Scroll untuk baca artikel
Kontemplasi

Ruang Buku di Rumah

Redaksi
×

Ruang Buku di Rumah

Sebarkan artikel ini

Bagi kalangan terpelajar, seperti siswa sekolah, pendidik, dosen, cendekiawan, budayawan, atau pun seniman, tidaklah tabu dengan tradisi membaca. Namun, berbeda dengan kebanyakan. Membaca belum dianggap pekerjaan yang menguntungkan. Mereka menilai: hanya akan membuang waktu, pemborosan energi, tidak produktif.

Kita patut miris dengan minimnya kegiatan membaca ini. Namun bisa jadi kita juga harus terpaksa maklum, karena memang kita tidak disiapkan menjadi individu pembelajar. Mulai dari pendidikan dasar hingga pendidikan tinggi, sekadar dicetak menjadi kuli pembangunan, buruh pabrik baik domestik maupun internasional dan manusia subsistem lainnya.

Konon saat kita berkesempatan duduk di bangku sekolah, tidak ada tuntutan untuk sanggup mandiri, tidak ada pembiasaan kegiatan penelitian, tidak ada dorongan untuk mengembangkan daya cipta. Sekolah-sekolah yang bertebaran sebatas membenarkan teori dan menghafal banyak pepatah, sehingga gagap begitu selesai sekolah dan mengantongi ijazah perguruan tinggi.

Keprihatinan betapa mutu pendidikan kita dan etos pas-pasan guna menggali pengetahuan, sepatutnya bersama-sama kita sikapi dengan kepala dingin. Budaya lisan lebih semarak ketimbang budaya membaca. Apalagi kini, budaya digital telah merasuk ke nadi.

Jadi, belum juga kita membiasakan kegiatan membaca sebagai peralihan dari budaya lisan, kita sudah tesergap oleh budaya digital. Sehingga, maraknya budaya desas-desus, gosipria, dan hobi mengumpulkan bahan bualan yang minim data dan fakta, harus kita tandingi dengan aktivitas literasi.

Literasi dari bahasa Latin, literatus, artinya orang yang belajar. Lalu, kita hanya bisa belajar dari “yang lebih baik”, yaitu membaca dengan tujuan mendapatkan pemahaman, bukan mengingat lebih banyak informasi dengan tingkat pemahaman yang sama.

Maka, budaya tanding atas budaya lisan dan digital di sini tidak dengan menuntut MUI agar menerbitkan fatwa haram acara infotainment TV, fatwa haram menggunakan fasilitas jejaring sosial, dan seterusnya, dan sebagainya. Sebab hal itu malah kontraproduktif, tidak tepat sasaran. Bukankah hukum yang berlaku di kehidupan ini hukum tarik-menarik?

Artinya semakin besar energi negatif yang kita lahirkan, sebesar itu pula energi yang kita tuai. Makin latah kita membodoh-bodohkan pihak lain, berarti kita sendiri yang sesungguhnya bodoh.

Fakta kekonyolan di masyarakat itu data. Masyarakat dan kita sendiri acap kali lengah terbuai oleh guyonan-guyonan murah ala “bukan empat mata”. Kita sedemikian khusyuk memelototi “opera van java”.  Nah, kecenderungan itu bukan berarti harus dimatikan. Sebab belum tentu kita akan lebih produktif menghasilkan karya adiluhung tatkala seluruh media menayangkan acara dokumenter pengetahuan.

Lalu? Langkah praktis yang bisa saya tawarkan adalah mencipta suasana belajar di rumah masing-masing. Setiap pojok ruang, kita hiasi dengan tumpukan buku yang tertata rapi. Bahkan di ruang tamu yang biasanya hanya kita isi dengan asesoris impor, bisa kita selipkan satu dua buku guna menemani asesoris yang ada.
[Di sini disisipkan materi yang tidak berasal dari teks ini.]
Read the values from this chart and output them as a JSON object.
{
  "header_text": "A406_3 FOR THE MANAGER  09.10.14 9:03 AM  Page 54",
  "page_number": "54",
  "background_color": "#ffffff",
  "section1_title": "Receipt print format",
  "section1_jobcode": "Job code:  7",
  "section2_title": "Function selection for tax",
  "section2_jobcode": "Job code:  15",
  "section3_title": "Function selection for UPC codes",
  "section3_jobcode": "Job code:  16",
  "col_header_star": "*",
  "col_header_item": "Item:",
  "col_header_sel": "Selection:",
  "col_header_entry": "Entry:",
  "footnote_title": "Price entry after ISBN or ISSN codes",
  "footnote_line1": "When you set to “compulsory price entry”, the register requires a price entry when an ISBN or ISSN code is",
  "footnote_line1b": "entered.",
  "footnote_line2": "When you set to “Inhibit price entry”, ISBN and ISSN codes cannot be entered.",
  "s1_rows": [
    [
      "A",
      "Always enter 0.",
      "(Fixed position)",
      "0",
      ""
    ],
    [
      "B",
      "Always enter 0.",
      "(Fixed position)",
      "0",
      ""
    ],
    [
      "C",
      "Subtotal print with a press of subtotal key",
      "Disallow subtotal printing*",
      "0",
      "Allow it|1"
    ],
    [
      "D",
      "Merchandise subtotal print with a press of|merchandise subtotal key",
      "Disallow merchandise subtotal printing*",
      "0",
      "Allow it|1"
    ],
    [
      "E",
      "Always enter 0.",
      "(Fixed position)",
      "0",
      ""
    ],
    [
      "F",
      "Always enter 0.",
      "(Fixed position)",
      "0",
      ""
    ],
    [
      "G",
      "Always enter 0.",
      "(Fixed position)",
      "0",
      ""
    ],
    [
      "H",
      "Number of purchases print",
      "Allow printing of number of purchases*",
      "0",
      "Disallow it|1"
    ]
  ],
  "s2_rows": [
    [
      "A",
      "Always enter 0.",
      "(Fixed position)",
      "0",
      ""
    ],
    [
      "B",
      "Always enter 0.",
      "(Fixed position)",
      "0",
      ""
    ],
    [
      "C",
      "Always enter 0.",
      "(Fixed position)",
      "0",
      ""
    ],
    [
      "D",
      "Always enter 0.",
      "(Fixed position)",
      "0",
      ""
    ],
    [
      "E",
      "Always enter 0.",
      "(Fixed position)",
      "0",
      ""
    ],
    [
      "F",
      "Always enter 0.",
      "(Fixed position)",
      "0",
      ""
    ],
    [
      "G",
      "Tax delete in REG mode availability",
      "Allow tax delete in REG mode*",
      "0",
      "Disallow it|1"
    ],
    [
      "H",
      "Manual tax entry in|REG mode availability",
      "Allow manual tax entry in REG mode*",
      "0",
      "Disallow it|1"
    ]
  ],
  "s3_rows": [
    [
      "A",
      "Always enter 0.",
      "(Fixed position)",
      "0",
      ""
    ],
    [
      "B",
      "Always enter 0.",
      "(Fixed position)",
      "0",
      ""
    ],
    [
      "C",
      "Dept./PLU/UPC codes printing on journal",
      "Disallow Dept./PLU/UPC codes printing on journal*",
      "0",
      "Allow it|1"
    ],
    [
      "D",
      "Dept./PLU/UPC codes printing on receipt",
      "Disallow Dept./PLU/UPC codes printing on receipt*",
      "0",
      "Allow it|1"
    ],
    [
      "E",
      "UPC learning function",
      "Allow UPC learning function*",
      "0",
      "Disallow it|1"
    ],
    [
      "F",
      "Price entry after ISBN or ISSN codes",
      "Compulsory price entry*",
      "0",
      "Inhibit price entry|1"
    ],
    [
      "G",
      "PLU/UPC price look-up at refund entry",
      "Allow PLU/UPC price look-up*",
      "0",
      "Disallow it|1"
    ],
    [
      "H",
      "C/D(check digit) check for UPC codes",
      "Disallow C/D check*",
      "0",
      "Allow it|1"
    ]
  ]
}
Selagi senggang, selain asyik dengan ragam acara TV, bisa sesekali melirik samping kanan kiri ruangan yang terpajang tumpukan buku. Lambat laun kita akan tersapa oleh buku-buku, yang akhirnya hobi mengunyah buku. Buku yang saya maksud di sini pun bukan sembarang buku, melainkan buku-buku berbobot tinggi. Karena, sekali lagi kita tidak semata untuk mendapatkan informasi, apalagi hiburan, tapi meningkatkan pemahaman.

Memang, akhirnya bukan pekerjaan yang seolah tinggal membalik telapak tangan. Butuh kesiapan mental dan energi yang tidak gampang putus asa. Sebab kita sedang bertanding budaya. Peralihan budaya di negeri ini berbeda dengan peralihan yang terjadi di Barat. Eropa mengalami peralihan runtut, elegan bin mulus: budaya lisan—budaya membaca—budaya digital.